Machines like laptops use a "single machine scheduler" that provides basic features on a local process or thread pool. It is simple and cheap to use for a single node because it doesn't have to scale. Don't forget that Dask can use out-of-core datasets, so you don't have to fit everything into memory. The performance may be a bit slower, but you can still run the workflows on your laptop.

Distributed resources use distributed schedulers, which are more sophisticated and require a requisite amount of effort to configure. The resulting workflow can then be run across distributed resources such as a cluster. To repeat: One of the really cool things about Dask is that it can expand to use additional resources (nodes) as needed to process the graph, or it can stop using resources if they aren't needed. This is a bit different from classic HPC distributed systems that usually use a fixed number of resources.

Dynamic resource usage doesn't usually fit into the HPC world because the sharing of resources can cause problems, such as the overuse of memory or the use of too many compute resources (cores); however, dask-mpi lets you use Dask in the HPC world from within an existing MPI environment. Dask takes some work and practice to learn.
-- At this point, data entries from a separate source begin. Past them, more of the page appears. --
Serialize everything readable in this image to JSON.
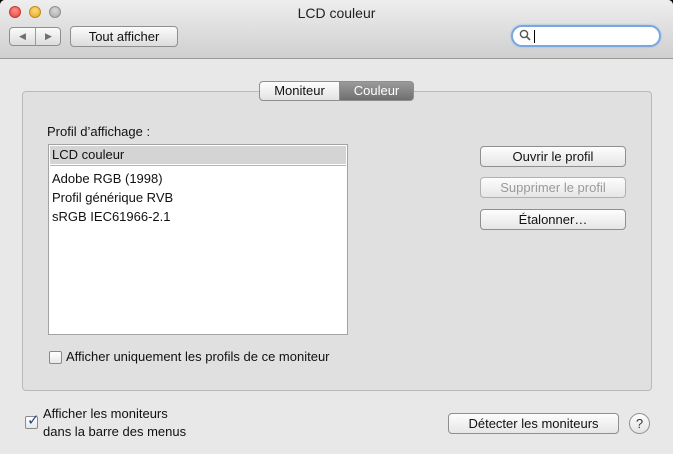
{
  "window": {
    "title": "LCD couleur"
  },
  "toolbar": {
    "back_glyph": "◀",
    "forward_glyph": "▶",
    "show_all_label": "Tout afficher",
    "search_value": "",
    "search_icon_glyph": "🔍"
  },
  "tabs": [
    {
      "label": "Moniteur",
      "selected": false
    },
    {
      "label": "Couleur",
      "selected": true
    }
  ],
  "profile": {
    "heading": "Profil d’affichage :",
    "items": [
      {
        "label": "LCD couleur",
        "selected": true
      },
      {
        "label": "Adobe RGB (1998)",
        "selected": false
      },
      {
        "label": "Profil générique RVB",
        "selected": false
      },
      {
        "label": "sRGB IEC61966-2.1",
        "selected": false
      }
    ],
    "buttons": {
      "open": "Ouvrir le profil",
      "delete": "Supprimer le profil",
      "calibrate": "Étalonner…"
    },
    "only_this_monitor_label": "Afficher uniquement les profils de ce moniteur",
    "only_this_monitor_checked": false
  },
  "footer": {
    "menubar_label_line1": "Afficher les moniteurs",
    "menubar_label_line2": "dans la barre des menus",
    "menubar_checked": true,
    "detect_label": "Détecter les moniteurs",
    "help_glyph": "?"
  },
  "colors": {
    "selected_tab": "#7f7f7f",
    "focus_ring": "#7aa7df",
    "list_selection": "#d4d4d4"
  }
}
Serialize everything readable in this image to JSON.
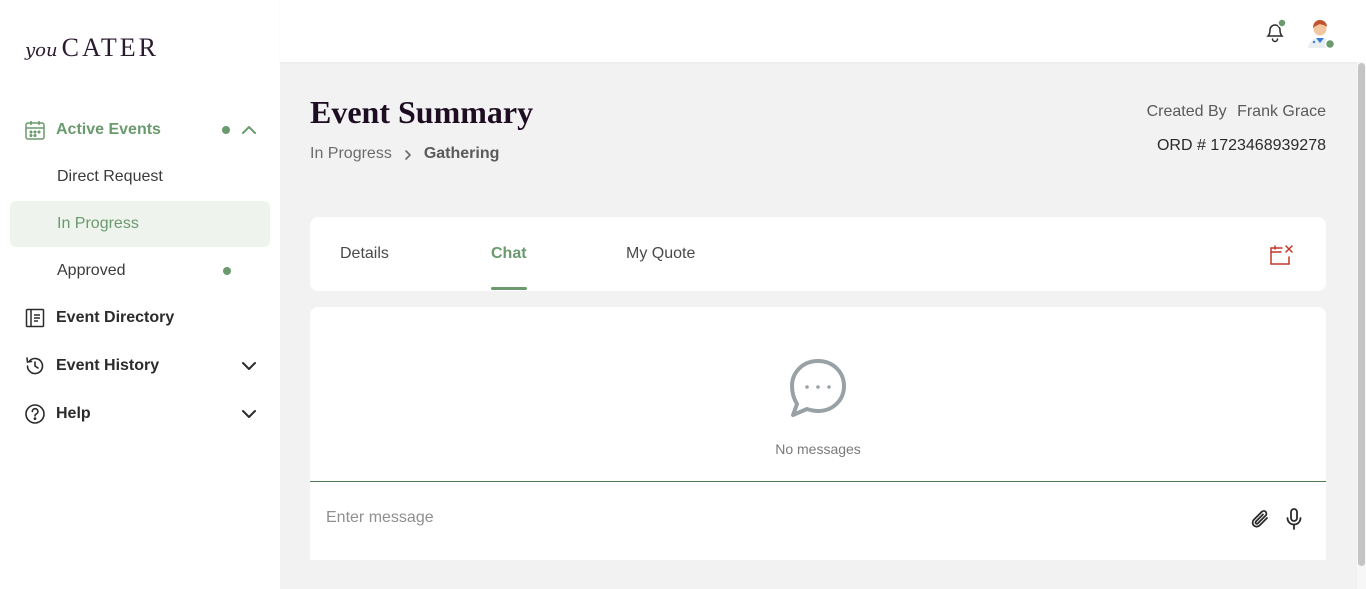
{
  "brand": {
    "logo_small": "you",
    "logo_large": "CATER"
  },
  "sidebar": {
    "active_events": {
      "label": "Active Events",
      "icon": "calendar-icon",
      "expanded": true
    },
    "sub_items": [
      {
        "label": "Direct Request"
      },
      {
        "label": "In Progress",
        "active": true
      },
      {
        "label": "Approved",
        "has_dot": true
      }
    ],
    "items": [
      {
        "label": "Event Directory",
        "icon": "directory-icon"
      },
      {
        "label": "Event History",
        "icon": "history-icon"
      },
      {
        "label": "Help",
        "icon": "help-icon"
      }
    ]
  },
  "header": {
    "icons": [
      "bell-icon",
      "user-avatar"
    ]
  },
  "page": {
    "title": "Event Summary",
    "breadcrumb": {
      "parent": "In Progress",
      "current": "Gathering"
    },
    "created_by_label": "Created By",
    "created_by_name": "Frank Grace",
    "order": "ORD # 1723468939278"
  },
  "tabs": [
    {
      "label": "Details"
    },
    {
      "label": "Chat",
      "active": true
    },
    {
      "label": "My Quote"
    }
  ],
  "chat": {
    "empty_text": "No messages",
    "input_placeholder": "Enter message"
  },
  "colors": {
    "accent": "#6a9a6d",
    "danger": "#c0392b",
    "title": "#1e0d22"
  }
}
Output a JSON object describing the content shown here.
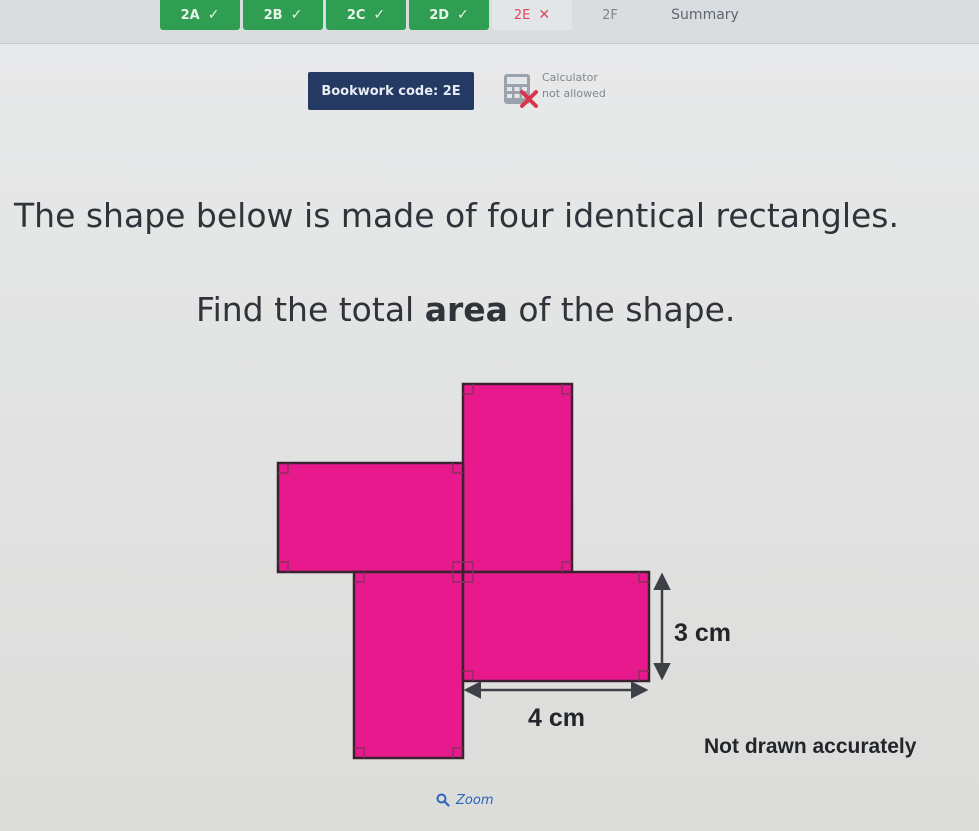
{
  "tabs": [
    {
      "label": "2A",
      "status": "done",
      "mark": "✓"
    },
    {
      "label": "2B",
      "status": "done",
      "mark": "✓"
    },
    {
      "label": "2C",
      "status": "done",
      "mark": "✓"
    },
    {
      "label": "2D",
      "status": "done",
      "mark": "✓"
    },
    {
      "label": "2E",
      "status": "wrong",
      "mark": "✕"
    },
    {
      "label": "2F",
      "status": "pending",
      "mark": ""
    },
    {
      "label": "Summary",
      "status": "pending",
      "mark": ""
    }
  ],
  "bookwork": {
    "label": "Bookwork code: 2E"
  },
  "calculator": {
    "line1": "Calculator",
    "line2": "not allowed"
  },
  "question": {
    "line1": "The shape below is made of four identical rectangles.",
    "line2_before": "Find the total ",
    "line2_bold": "area",
    "line2_after": " of the shape."
  },
  "diagram": {
    "height_label": "3 cm",
    "width_label": "4 cm",
    "note": "Not drawn accurately",
    "fill_color": "#e8198d",
    "stroke_color": "#3a2230"
  },
  "zoom": {
    "label": "Zoom"
  },
  "colors": {
    "done": "#2f9e53",
    "wrong": "#e0475a",
    "bookwork": "#243a63"
  }
}
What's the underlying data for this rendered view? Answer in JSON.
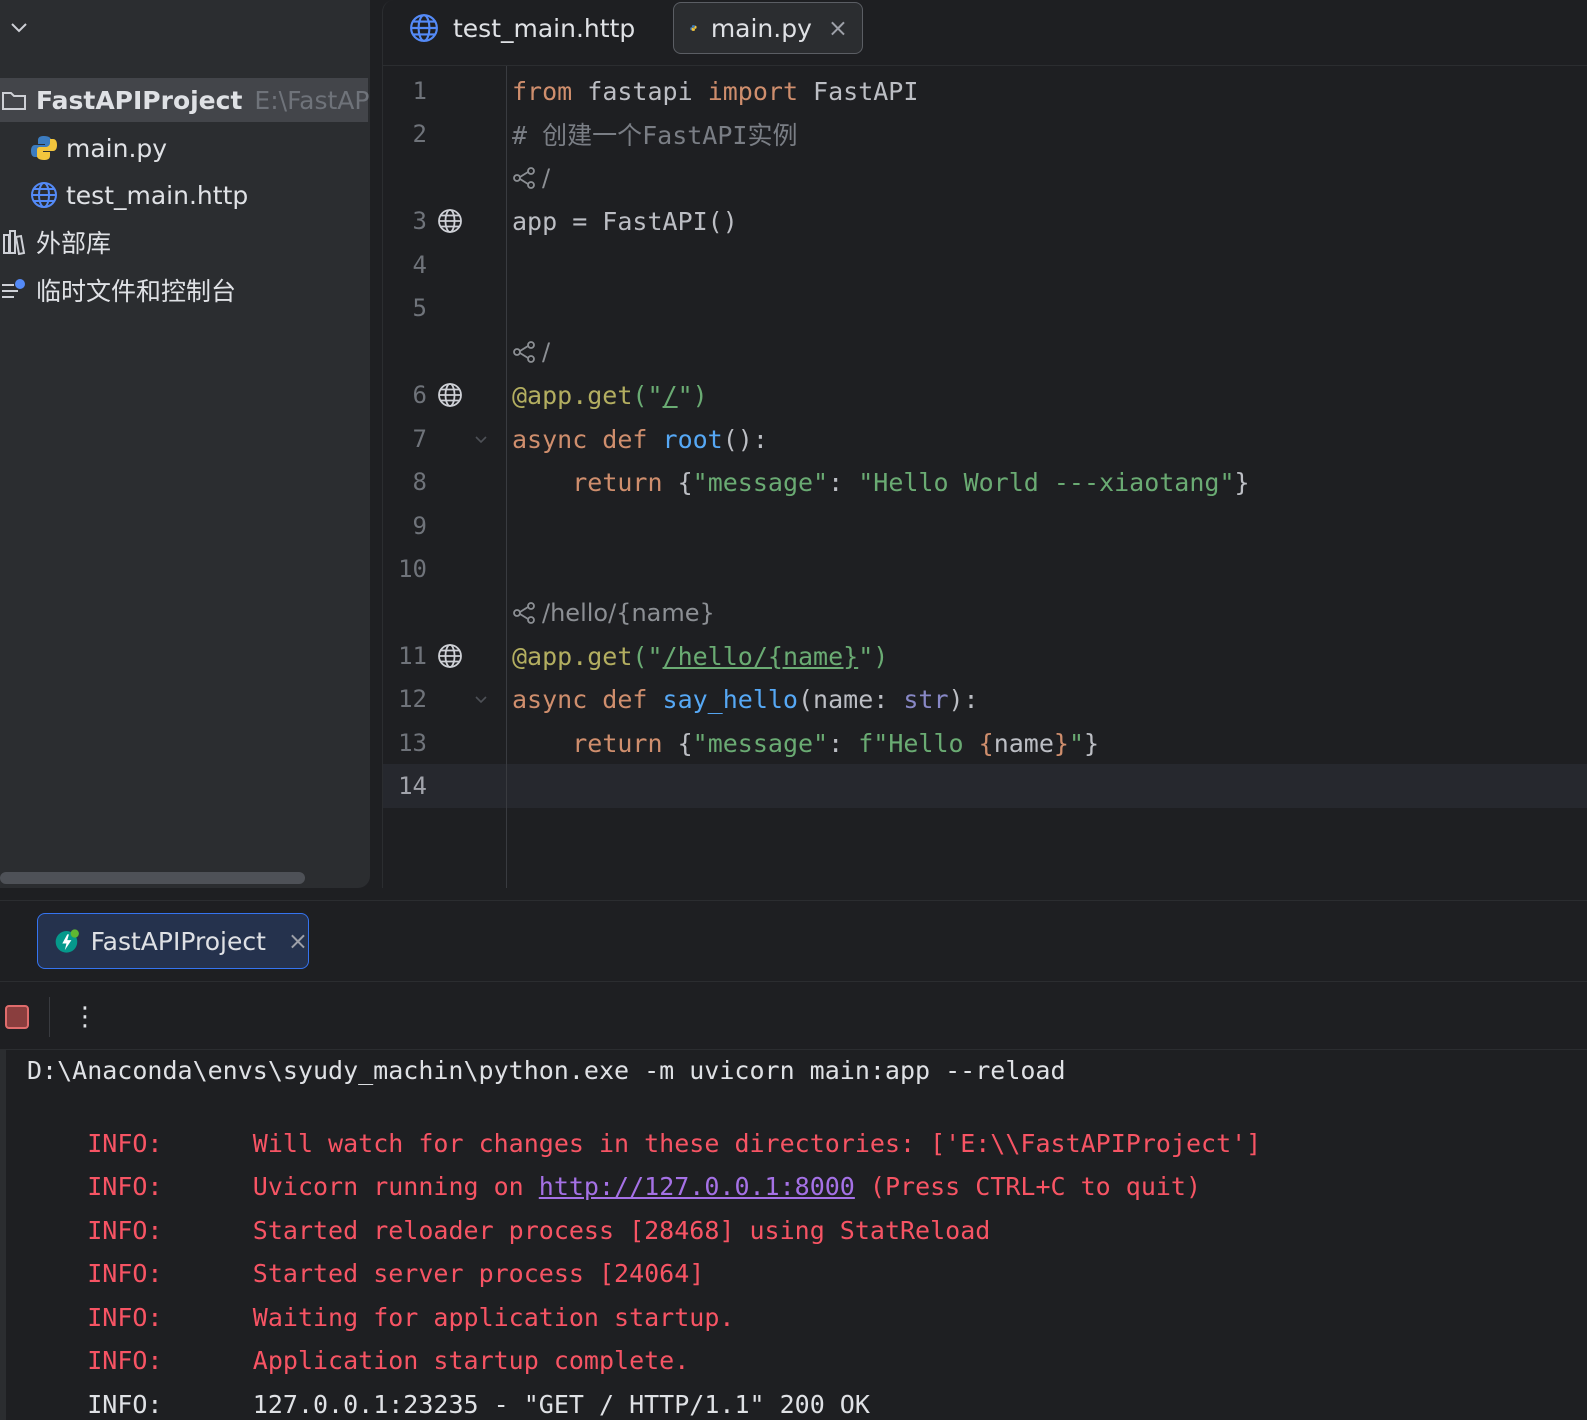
{
  "project": {
    "root_name": "FastAPIProject",
    "root_path": "E:\\FastAPIProj",
    "files": [
      "main.py",
      "test_main.http"
    ],
    "external_libraries": "外部库",
    "scratches": "临时文件和控制台"
  },
  "editor": {
    "tabs": [
      {
        "label": "test_main.http",
        "active": false
      },
      {
        "label": "main.py",
        "active": true
      }
    ],
    "tab_close": "×",
    "line_numbers": [
      "1",
      "2",
      "3",
      "4",
      "5",
      "6",
      "7",
      "8",
      "9",
      "10",
      "11",
      "12",
      "13",
      "14"
    ],
    "inlays": [
      "/",
      "/",
      "/hello/{name}"
    ],
    "code": {
      "l1": [
        "from",
        " fastapi ",
        "import",
        " FastAPI"
      ],
      "l2": "# 创建一个FastAPI实例",
      "l3": "app = FastAPI()",
      "l6": [
        "@app.get",
        "(\"",
        "/",
        "\")"
      ],
      "l7": [
        "async def ",
        "root",
        "():"
      ],
      "l8": [
        "    ",
        "return",
        " {",
        "\"message\"",
        ": ",
        "\"Hello World ---xiaotang\"",
        "}"
      ],
      "l11": [
        "@app.get",
        "(\"",
        "/hello/{name}",
        "\")"
      ],
      "l12": [
        "async def ",
        "say_hello",
        "(name: ",
        "str",
        "):"
      ],
      "l13": [
        "    ",
        "return",
        " {",
        "\"message\"",
        ": ",
        "f\"Hello ",
        "{",
        "name",
        "}",
        "\"",
        "}"
      ]
    }
  },
  "run": {
    "tab_label": "FastAPIProject",
    "tab_close": "×",
    "more": "⋮",
    "console": {
      "command": "D:\\Anaconda\\envs\\syudy_machin\\python.exe -m uvicorn main:app --reload",
      "lines": [
        {
          "level": "INFO:",
          "text": "Will watch for changes in these directories: ['E:\\\\FastAPIProject']"
        },
        {
          "level": "INFO:",
          "pre": "Uvicorn running on ",
          "link": "http://127.0.0.1:8000",
          "post": " (Press CTRL+C to quit)"
        },
        {
          "level": "INFO:",
          "text": "Started reloader process [28468] using StatReload"
        },
        {
          "level": "INFO:",
          "text": "Started server process [24064]"
        },
        {
          "level": "INFO:",
          "text": "Waiting for application startup."
        },
        {
          "level": "INFO:",
          "text": "Application startup complete."
        },
        {
          "level": "INFO:",
          "text": "127.0.0.1:23235 - \"GET / HTTP/1.1\" 200 OK"
        }
      ]
    }
  },
  "colors": {
    "keyword": "#cf8e6d",
    "function": "#56a8f5",
    "string": "#6aab73",
    "comment": "#7a7e85",
    "decorator": "#b3ae60",
    "error_text": "#f75464",
    "link": "#a571e6",
    "accent": "#3574f0"
  }
}
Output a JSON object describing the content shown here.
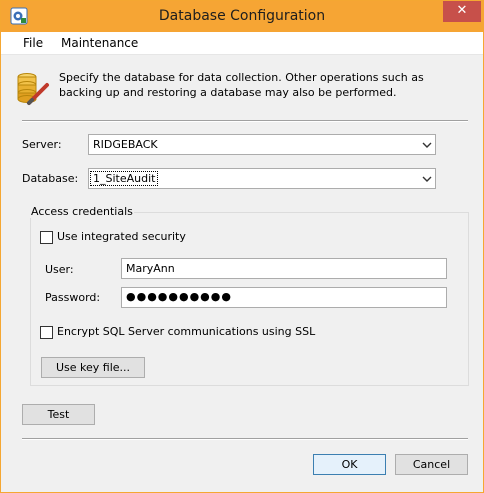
{
  "window": {
    "title": "Database Configuration",
    "close_glyph": "✕"
  },
  "menu": {
    "items": [
      "File",
      "Maintenance"
    ]
  },
  "header": {
    "description": "Specify the database for data collection. Other operations such as backing up and restoring a database may also be performed.",
    "icon": "database-edit-icon"
  },
  "form": {
    "server_label": "Server:",
    "server_value": "RIDGEBACK",
    "database_label": "Database:",
    "database_value": "1_SiteAudit"
  },
  "credentials": {
    "group_title": "Access credentials",
    "integrated_security_label": "Use integrated security",
    "integrated_security_checked": false,
    "user_label": "User:",
    "user_value": "MaryAnn",
    "password_label": "Password:",
    "password_masked": "●●●●●●●●●●",
    "ssl_label": "Encrypt SQL Server communications using SSL",
    "ssl_checked": false,
    "key_file_button": "Use key file..."
  },
  "buttons": {
    "test": "Test",
    "ok": "OK",
    "cancel": "Cancel"
  },
  "colors": {
    "titlebar": "#f6a534",
    "close": "#c7504a",
    "accent": "#3c7fb1"
  }
}
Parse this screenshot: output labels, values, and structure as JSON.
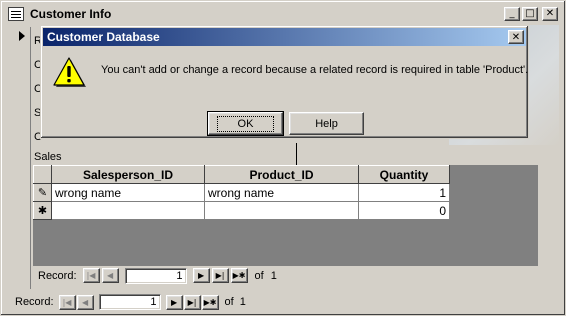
{
  "window": {
    "title": "Customer Info",
    "minimize_glyph": "_",
    "maximize_glyph": "□",
    "close_glyph": "✕"
  },
  "form": {
    "field_labels": [
      "R",
      "C",
      "C",
      "S",
      "C"
    ],
    "sales_label": "Sales"
  },
  "subform": {
    "columns": [
      "Salesperson_ID",
      "Product_ID",
      "Quantity"
    ],
    "rows": [
      {
        "selector": "✎",
        "salesperson_id": "wrong name",
        "product_id": "wrong name",
        "quantity": "1"
      },
      {
        "selector": "✱",
        "salesperson_id": "",
        "product_id": "",
        "quantity": "0"
      }
    ],
    "nav": {
      "label": "Record:",
      "current": "1",
      "of_label": "of",
      "total": "1"
    }
  },
  "main_nav": {
    "label": "Record:",
    "current": "1",
    "of_label": "of",
    "total": "1"
  },
  "nav_glyphs": {
    "first": "|◀",
    "prev": "◀",
    "next": "▶",
    "last": "▶|",
    "new": "▶✱"
  },
  "dialog": {
    "title": "Customer Database",
    "message": "You can't add or change a record because a related record is required in table 'Product'.",
    "ok_label": "OK",
    "help_label": "Help",
    "close_glyph": "✕",
    "icon": "warning-icon"
  },
  "colors": {
    "titlebar_active_start": "#0a246a",
    "titlebar_active_end": "#a6caf0",
    "face": "#d4d0c8",
    "warning_yellow": "#ffff00"
  }
}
An online tutorial walks you through a simple Dask example with various options and talks about the effect on overall performance. A large number of tutorials and examples can be found around the web, so take a look at them to get started. The next few sections discuss the integration of Dask and … well, everything!

Dask and UCX

The recent UCX-Py (previously discussed) integration with Dask allows Python code executed via Dask to utilize UCX. If you have a fast network (e.g., InfiniBand), the Dask tasks that require coordination and communication are minimized as much as possible. A couple of fairly recent articles on high-performance networking with UCX and DGX and Python and GPUs briefly discuss the integration of UCX, via UCX-Py, and Dask.


Pandas, scikit-learn, and NumPy were not designed to scale; they were designed for single-image systems (a single node). Dask, along with other tools, was designed to scale to multiple machines. Dask integrated with UCX results in a scalable set of open source Python-based tools for better performance and the use of large datasets. The obvious next step was to integrate all of this with RAPIDS, an open source set of tools for running Machine Learning (ML) applications and general numerical Python applications on GPUs. RAPIDS focuses on GPU-compatible versions of pandas, scikit-learn, and NumPy (the GPU version called CuPy).